Cristina Pinho, diretora do IBP
Cristina Pinho: “As empresas de petróleo têm recebido mulheres, mas a redução acontece no afunilamento da ascensão” André Luiz Mello/Divulgação

Metas e mentoria como aliadas no combate à desigualdade de gênero

Além da pouca atratividade dos postos offshore, a executiva aponta para outra questão que é a história masculina do setor. “ Historicamente muitos homens entraram, a leva de mulheres no setor é mais recente”, diz. Há, portanto, uma tendência de viés inconsciente: quem já está no alto acaba trazendo para trabalhar pessoas com quem mais se identifica.

Nesse sentido, uma solução possível seriam programas de metas, que estabeleçam cotas para mulheres na liderança “ Um programa de meta de número de mulheres no C-level, que seja bem comunicado, é totalmente viável. Cada empresa tem que identificar onde está falhando”, diz.

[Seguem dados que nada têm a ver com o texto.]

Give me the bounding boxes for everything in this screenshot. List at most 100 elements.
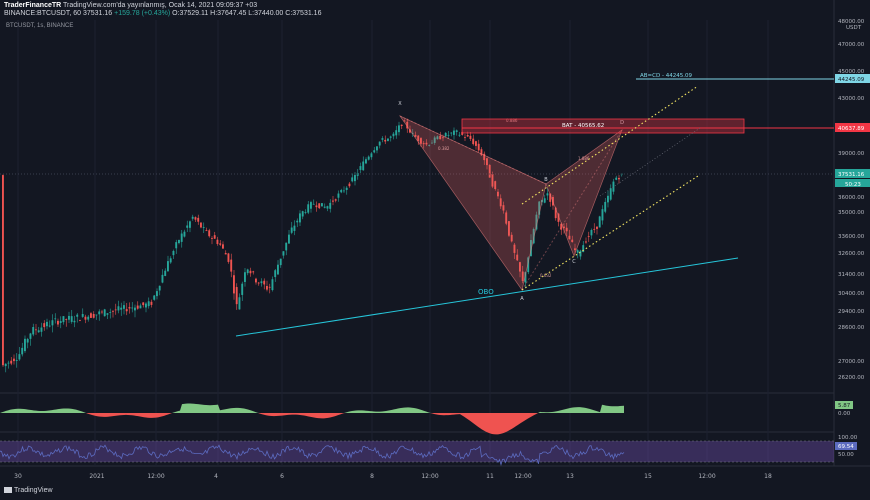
candle-body bbox=[554, 207, 557, 219]
candle-body bbox=[147, 301, 150, 307]
candle-body bbox=[469, 135, 472, 139]
candle-body bbox=[46, 321, 48, 327]
candle-body bbox=[483, 153, 486, 161]
candle-body bbox=[334, 199, 337, 201]
candle-body bbox=[293, 225, 296, 231]
last-price-badge-text: 37531.16 bbox=[838, 172, 865, 178]
candle-body bbox=[299, 213, 301, 223]
candle-body bbox=[447, 134, 450, 136]
price-tick: 33600.00 bbox=[838, 234, 865, 240]
candle-body bbox=[532, 229, 535, 244]
bat-price-badge bbox=[835, 123, 870, 132]
candle-body bbox=[609, 188, 612, 200]
candle-body bbox=[607, 195, 609, 203]
candle-body bbox=[48, 325, 51, 327]
candle-body bbox=[403, 120, 406, 122]
candle-body bbox=[337, 193, 340, 198]
candle-body bbox=[417, 135, 420, 141]
candle-body bbox=[494, 181, 497, 190]
candle-body bbox=[439, 135, 442, 140]
candle-body bbox=[114, 309, 117, 311]
candle-body bbox=[92, 314, 95, 318]
candle-body bbox=[387, 138, 389, 141]
candle-body bbox=[255, 278, 257, 283]
price-tick: 27000.00 bbox=[838, 359, 865, 365]
candle-body bbox=[365, 159, 367, 164]
tradingview-brand-text: TradingView bbox=[14, 487, 53, 494]
ohlc-values: O:37529.11 H:37647.45 L:37440.00 C:37531… bbox=[172, 10, 322, 17]
candle-body bbox=[257, 282, 260, 284]
candle-body bbox=[472, 138, 475, 145]
candle-body bbox=[271, 279, 274, 291]
symbol-line: BINANCE:BTCUSDT, 60 bbox=[4, 10, 82, 17]
currency-label: USDT bbox=[846, 25, 862, 31]
symbol-label: BTCUSDT, 1s, BINANCE bbox=[6, 23, 74, 29]
candle-body bbox=[156, 291, 158, 297]
bat-pattern-bcd bbox=[545, 129, 623, 257]
candle-body bbox=[458, 134, 461, 136]
candle-body bbox=[392, 133, 395, 137]
candle-body bbox=[343, 190, 345, 192]
osc1-value: 5.87 bbox=[838, 403, 851, 409]
candle-body bbox=[601, 209, 604, 221]
candle-body bbox=[557, 213, 560, 222]
candle-body bbox=[244, 272, 246, 282]
price-tick: 28600.00 bbox=[838, 325, 865, 331]
candle-body bbox=[576, 250, 579, 253]
candle-body bbox=[65, 319, 68, 320]
candle-body bbox=[194, 217, 197, 220]
candle-body bbox=[307, 204, 310, 213]
candle-body bbox=[321, 203, 323, 207]
point-d-label: D bbox=[620, 120, 624, 126]
candle-body bbox=[200, 222, 202, 228]
candle-body bbox=[618, 177, 620, 180]
candle-body bbox=[546, 193, 549, 196]
price-tick: 30400.00 bbox=[838, 291, 865, 297]
candle-body bbox=[117, 306, 120, 311]
candle-body bbox=[345, 187, 348, 190]
abcd-label: AB=CD - 44245.09 bbox=[640, 73, 692, 79]
oscillator-negative bbox=[0, 413, 624, 435]
candle-body bbox=[530, 240, 532, 257]
candle-body bbox=[304, 212, 307, 213]
candle-body bbox=[15, 360, 18, 361]
candle-body bbox=[351, 177, 354, 182]
candle-body bbox=[425, 142, 428, 145]
candle-body bbox=[444, 132, 447, 137]
candle-body bbox=[268, 286, 271, 288]
rsi-band bbox=[0, 441, 834, 462]
channel-lower bbox=[521, 175, 699, 291]
candle-body bbox=[213, 235, 216, 239]
candle-body bbox=[565, 227, 568, 232]
tradingview-logo: TradingView bbox=[4, 487, 53, 494]
time-tick: 18 bbox=[764, 473, 772, 480]
candle-body bbox=[571, 239, 574, 243]
candle-body bbox=[332, 200, 334, 202]
candle-body bbox=[389, 136, 392, 138]
candle-body bbox=[167, 261, 169, 272]
candle-body bbox=[524, 272, 527, 283]
candle-body bbox=[43, 323, 46, 328]
price-tick: 36000.00 bbox=[838, 195, 865, 201]
candle-body bbox=[538, 201, 541, 215]
published-text: TradingView.com'da yayınlanmış, Ocak 14,… bbox=[63, 2, 258, 9]
candle-body bbox=[315, 205, 318, 208]
candle-body bbox=[103, 309, 106, 317]
channel-upper bbox=[521, 85, 699, 205]
candle-body bbox=[191, 216, 194, 219]
candle-body bbox=[205, 230, 208, 232]
candle-body bbox=[519, 262, 521, 272]
candle-body bbox=[238, 297, 241, 310]
price-tick: 35000.00 bbox=[838, 210, 865, 216]
candle-body bbox=[169, 258, 172, 263]
candle-body bbox=[326, 206, 329, 209]
bat-ad-line bbox=[521, 129, 623, 291]
candle-body bbox=[480, 149, 483, 156]
candle-body bbox=[84, 316, 87, 320]
candle-body bbox=[398, 125, 400, 133]
obo-label: OBO bbox=[478, 288, 494, 296]
candle-body bbox=[475, 141, 477, 146]
candle-body bbox=[131, 307, 134, 309]
candle-body bbox=[73, 320, 76, 323]
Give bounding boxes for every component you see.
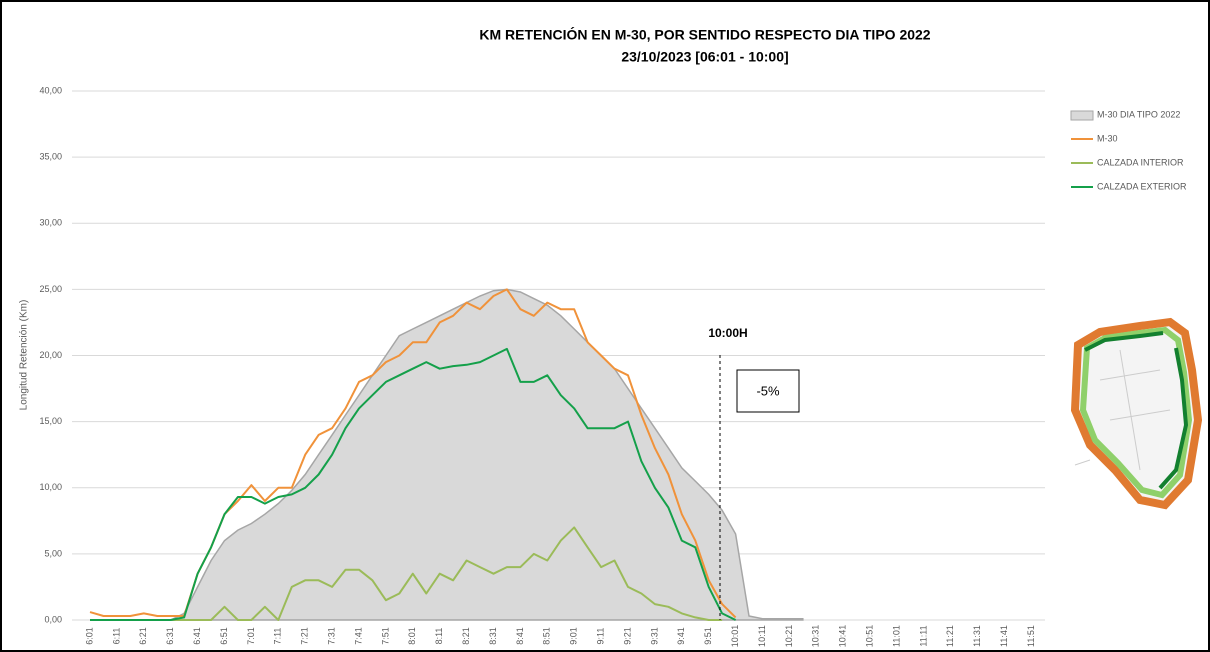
x-tick-label: 6:51: [219, 627, 229, 645]
note-text: -5%: [756, 383, 780, 398]
x-tick-label: 6:01: [84, 627, 94, 645]
chart-subtitle: 23/10/2023 [06:01 - 10:00]: [621, 49, 788, 65]
x-tick-label: 9:01: [569, 627, 579, 645]
plot: 0,00 5,00 10,00 15,00 20,00 25,00 30,00 35,00 40…: [39, 85, 1187, 647]
y-tick-label: 25,00: [39, 284, 62, 294]
y-tick-label: 10,00: [39, 482, 62, 492]
x-tick-label: 8:51: [542, 627, 552, 645]
map-outer: [1084, 331, 1189, 490]
y-tick-label: 15,00: [39, 416, 62, 426]
map-inner: [1079, 326, 1193, 499]
x-tick-label: 7:11: [273, 628, 283, 645]
x-tick-label: 6:21: [138, 627, 148, 645]
x-tick-label: 7:41: [353, 627, 363, 645]
x-tick-label: 9:11: [595, 628, 605, 645]
y-tick-label: 5,00: [44, 548, 62, 558]
map-streets: [1074, 349, 1171, 471]
x-tick-label: 8:01: [407, 627, 417, 645]
area: [90, 288, 804, 621]
x-tick-label: 8:21: [461, 627, 471, 645]
x-tick-label: 10:51: [864, 625, 874, 648]
y-tick-label: 0,00: [44, 614, 62, 624]
x-tick-label: 11:41: [999, 625, 1009, 647]
line: [90, 347, 737, 621]
x-tick-label: 10:31: [811, 625, 821, 648]
y-tick-label: 40,00: [39, 85, 62, 95]
legend-label: M-30 DIA TIPO 2022: [1097, 109, 1180, 119]
y-tick-label: 35,00: [39, 152, 62, 162]
note-box: [736, 369, 800, 413]
x-tick-label: 6:31: [165, 627, 175, 645]
x-tick-label: 9:31: [649, 627, 659, 645]
x-tick-label: 8:31: [488, 627, 498, 645]
x-tick-label: 11:21: [945, 625, 955, 647]
x-tick-label: 10:41: [838, 625, 848, 648]
x-tick-label: 11:31: [972, 625, 982, 647]
legend-label: CALZADA EXTERIOR: [1097, 181, 1187, 191]
x-tick-label: 11:11: [918, 625, 928, 646]
y-axis-label: Longitud Retención (Km): [19, 300, 30, 411]
x-tick-label: 10:01: [730, 625, 740, 648]
map-ring: [1070, 317, 1203, 510]
x-tick-label: 6:11: [111, 628, 121, 645]
line: [90, 526, 723, 621]
x-tick-label: 8:41: [515, 627, 525, 645]
x-tick-label: 7:31: [326, 627, 336, 645]
x-tick-label: 9:41: [676, 627, 686, 645]
legend-label: M-30: [1097, 133, 1118, 143]
legend-swatch: [1070, 110, 1094, 121]
x-tick-label: 10:21: [784, 625, 794, 648]
x-tick-label: 9:51: [703, 627, 713, 645]
x-tick-label: 9:21: [622, 627, 632, 645]
chart-title: KM RETENCIÓN EN M-30, POR SENTIDO RESPEC…: [479, 26, 930, 43]
x-tick-label: 8:11: [434, 628, 444, 645]
map: [1070, 317, 1203, 510]
y-tick-label: 30,00: [39, 218, 62, 228]
x-tick-label: 7:51: [380, 627, 390, 645]
marker-label: 10:00H: [708, 326, 747, 340]
x-tick-label: 11:01: [891, 625, 901, 647]
x-tick-label: 10:11: [757, 625, 767, 647]
x-tick-label: 6:41: [192, 627, 202, 645]
legend-label: CALZADA INTERIOR: [1097, 157, 1184, 167]
x-tick-label: 7:21: [300, 627, 310, 645]
x-tick-label: 11:51: [1026, 625, 1036, 647]
y-tick-label: 20,00: [39, 350, 62, 360]
x-tick-label: 7:01: [246, 627, 256, 645]
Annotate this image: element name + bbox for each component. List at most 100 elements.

Outra iniciativa com bons resultados é a mentoria para mulheres. O IBP, desde 2018, criou o Programa de Mentoria de Profissionais Mulheres da Indústria de Óleo & Gás, em parceria com a consultoria Global Lee Hecht Harrison (LHH). Em 2019, 22 potenciais gerentes tiveram mentoria com líderes mulheres de diferentes empresas do setor.

Para 2021, a novidade no programa chamado de l LIFE – Liderança Feminina em Energia -é que poderão haver mentores homens também e serão até 70 empresas participantes. “Esses homens que já ocupam postos de diretoria precisam ser sensibilizados em entender os problemas e demandas dessas jovens. Não se trata apenas de sororidade e networking feminino. A mudança só acontece se eles também perceberem valor”, diz.